Note: There are 34 Uncaria species other than Uncaria tomentosa. Other species are also referred to as uña de gato: Anadenanthera flava, Bauhinia aculeata, Berberis goudotii, Byttneri hirsuta, Caesalpinia sepiara, Celtis uguanae, Clerodendrum aculeatum, Doxantha ungis catti, Macfadyena undis catti, Mimosa albida, Mimosa acantholoba, Mimosa montana, Mimosa pigra, Piptadenia colubrina, Piptadenia flava, Pisonia aculeate, Pithecellobium unguis catti, Rubus urticaefolius, Smilax species, Zanthoxylum panamensis, and Zanthoxylum rigidum.

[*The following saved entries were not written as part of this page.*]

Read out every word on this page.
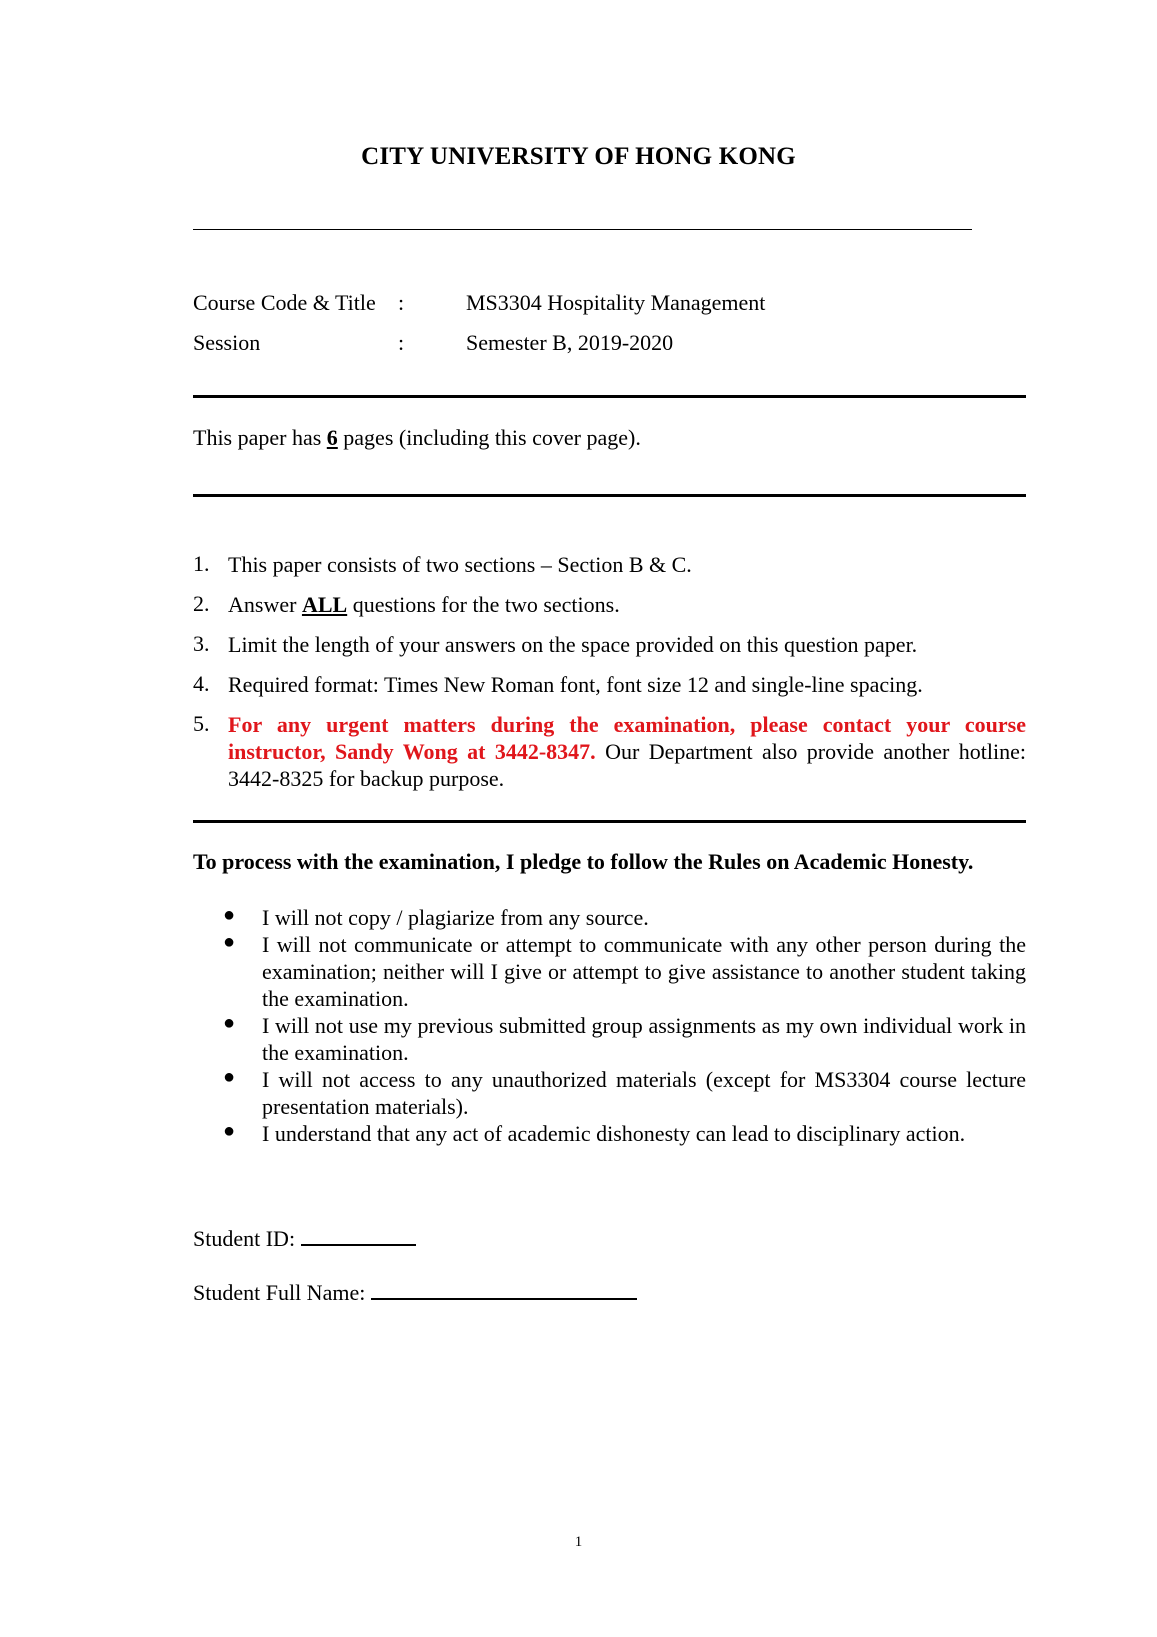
CITY UNIVERSITY OF HONG KONG
Course Code & Title :	MS3304 Hospitality Management
Session	:	Semester B, 2019-2020
This paper has 6 pages (including this cover page).
1. This paper consists of two sections – Section B & C.
2. Answer ALL questions for the two sections.
3. Limit the length of your answers on the space provided on this question paper.
4. Required format: Times New Roman font, font size 12 and single-line spacing.
5. For any urgent matters during the examination, please contact your course instructor, Sandy Wong at 3442-8347. Our Department also provide another hotline: 3442-8325 for backup purpose.
To process with the examination, I pledge to follow the Rules on Academic Honesty.
● I will not copy / plagiarize from any source.
● I will not communicate or attempt to communicate with any other person during the examination; neither will I give or attempt to give assistance to another student taking the examination.
● I will not use my previous submitted group assignments as my own individual work in the examination.
● I will not access to any unauthorized materials (except for MS3304 course lecture presentation materials).
● I understand that any act of academic dishonesty can lead to disciplinary action.
Student ID:
Student Full Name:
1
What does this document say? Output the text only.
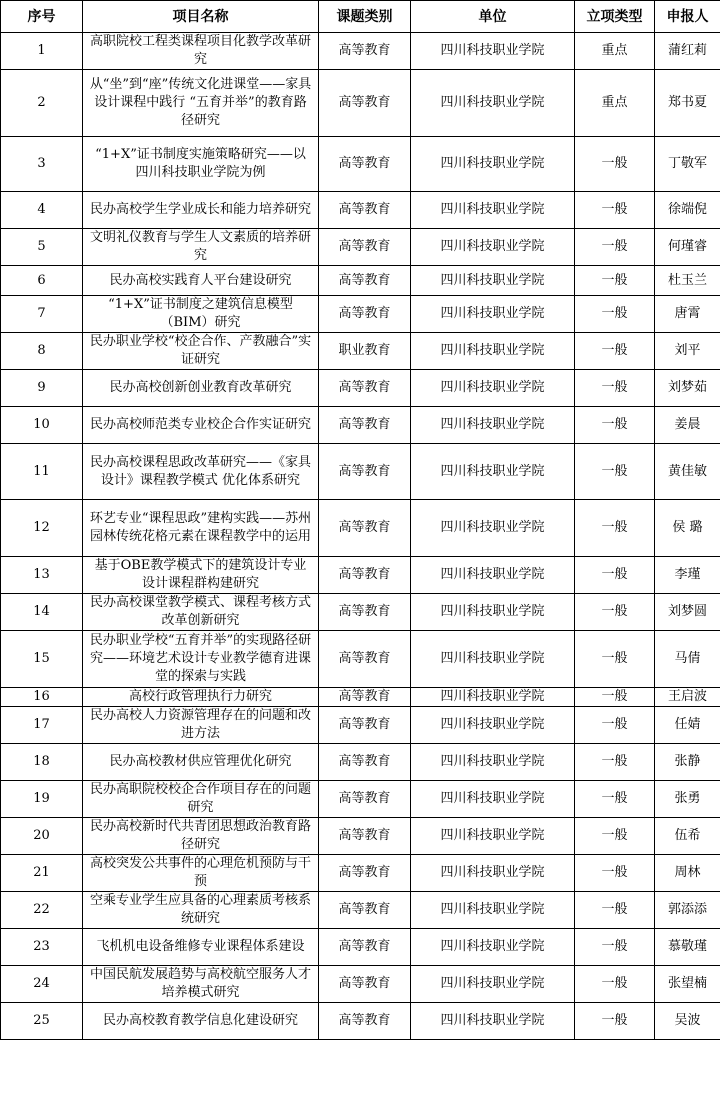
序号	项目名称	课题类别	单位	立项类型	申报人
1	高职院校工程类课程项目化教学改革研究	高等教育	四川科技职业学院	重点	蒲红莉
2	从“坐”到“座”传统文化进课堂——家具设计课程中践行 “五育并举”的教育路径研究	高等教育	四川科技职业学院	重点	郑书夏
3	“1+X”证书制度实施策略研究——以四川科技职业学院为例	高等教育	四川科技职业学院	一般	丁敬军
4	民办高校学生学业成长和能力培养研究	高等教育	四川科技职业学院	一般	徐端倪
5	文明礼仪教育与学生人文素质的培养研究	高等教育	四川科技职业学院	一般	何瑾睿
6	民办高校实践育人平台建设研究	高等教育	四川科技职业学院	一般	杜玉兰
7	“1+X”证书制度之建筑信息模型（BIM）研究	高等教育	四川科技职业学院	一般	唐霄
8	民办职业学校“校企合作、产教融合”实证研究	职业教育	四川科技职业学院	一般	刘平
9	民办高校创新创业教育改革研究	高等教育	四川科技职业学院	一般	刘梦茹
10	民办高校师范类专业校企合作实证研究	高等教育	四川科技职业学院	一般	姜晨
11	民办高校课程思政改革研究——《家具设计》课程教学模式 优化体系研究	高等教育	四川科技职业学院	一般	黄佳敏
12	环艺专业“课程思政”建构实践——苏州园林传统花格元素在课程教学中的运用	高等教育	四川科技职业学院	一般	侯 璐
13	基于OBE教学模式下的建筑设计专业设计课程群构建研究	高等教育	四川科技职业学院	一般	李瑾
14	民办高校课堂教学模式、课程考核方式改革创新研究	高等教育	四川科技职业学院	一般	刘梦圆
15	民办职业学校“五育并举”的实现路径研究——环境艺术设计专业教学德育进课堂的探索与实践	高等教育	四川科技职业学院	一般	马倩
16	高校行政管理执行力研究	高等教育	四川科技职业学院	一般	王启波
17	民办高校人力资源管理存在的问题和改进方法	高等教育	四川科技职业学院	一般	任婧
18	民办高校教材供应管理优化研究	高等教育	四川科技职业学院	一般	张静
19	民办高职院校校企合作项目存在的问题研究	高等教育	四川科技职业学院	一般	张勇
20	民办高校新时代共青团思想政治教育路径研究	高等教育	四川科技职业学院	一般	伍希
21	高校突发公共事件的心理危机预防与干预	高等教育	四川科技职业学院	一般	周林
22	空乘专业学生应具备的心理素质考核系统研究	高等教育	四川科技职业学院	一般	郭添添
23	飞机机电设备维修专业课程体系建设	高等教育	四川科技职业学院	一般	慕敬瑾
24	中国民航发展趋势与高校航空服务人才培养模式研究	高等教育	四川科技职业学院	一般	张望楠
25	民办高校教育教学信息化建设研究	高等教育	四川科技职业学院	一般	吴波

Combination product examples: CognoBlend™ (Bacopa monniera, Ginkgo biloba, cat's claw, gotu kola, rosemary), Krallendom® (cat's claw mixed with zidovudine [AZT]).

evidence table

These uses have been tested in humans or animals. Safety and effectiveness have not always been proven. Some of these conditions are potentially serious, and should be evaluated by a qualified healthcare provider.
 
Allergies (Grade: C)
At this time, evidence is lacking in support of the use of cat's claw for any allergic condition. More research is needed in this area.
Arthritis (Grade: C)
Early study suggests that cat's claw may reduce inflammation. Cat's claw has been found to improve arthritis pain; however, effects on overall stiffness and swelling were lacking. One study reported an extract of cat's claw to be safe and effective for people with rheumatoid arthritis who were taking prescription drugs. Cat's claw may also reduce pain from knee osteoarthritis. More research is needed before further conclusions can be made.

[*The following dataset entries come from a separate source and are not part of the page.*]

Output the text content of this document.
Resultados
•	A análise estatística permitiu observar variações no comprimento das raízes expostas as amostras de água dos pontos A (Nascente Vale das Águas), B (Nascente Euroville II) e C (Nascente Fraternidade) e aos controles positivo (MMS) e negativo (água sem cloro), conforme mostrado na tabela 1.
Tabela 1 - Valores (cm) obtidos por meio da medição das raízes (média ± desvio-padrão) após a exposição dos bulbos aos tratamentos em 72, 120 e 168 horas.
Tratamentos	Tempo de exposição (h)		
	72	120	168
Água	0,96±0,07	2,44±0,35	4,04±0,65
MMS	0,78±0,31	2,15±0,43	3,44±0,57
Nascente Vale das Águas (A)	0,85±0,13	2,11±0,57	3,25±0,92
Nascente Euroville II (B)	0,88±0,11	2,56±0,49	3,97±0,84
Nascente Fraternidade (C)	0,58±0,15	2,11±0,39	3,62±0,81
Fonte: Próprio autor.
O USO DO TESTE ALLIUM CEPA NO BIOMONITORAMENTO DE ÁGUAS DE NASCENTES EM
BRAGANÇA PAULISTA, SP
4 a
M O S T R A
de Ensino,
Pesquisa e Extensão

Blood circulation (Grade: C)
A trial reports that a combination Chinese product containing cat's claw may help improve circulation and reduce swelling. However, more research is needed to understand the potential effects of cat's claw alone.
Cancer (Grade: C)
Early study has found promising evidence that cat's claw may have anticancer benefits, especially in smokers. However, high-quality trials are needed before a firm conclusion may be made.
High blood pressure (Grade: C)
Early studies suggest that cat's claw may help lower blood pressure. However, results are conflicting. More evidence is needed before cat's claw may be considered effective for this purpose.
Immune function (Grade: C)
Cat's claw may boost immune function in people who have HIV. However, there have been mixed results. More evidence is needed before the use of cat's claw may be supported for immune effects.
Inflammation (Grade: C)
Studies suggest that cat's claw may reduce inflammation. Research has been conducted on the possible benefit of cat's claw for conditions such as rheumatoid arthritis. Further study is needed.
Tooth disease (Grade: C)
Cat's claw may have benefits in treating tooth disease. More high-quality research is needed before firm conclusions can be made.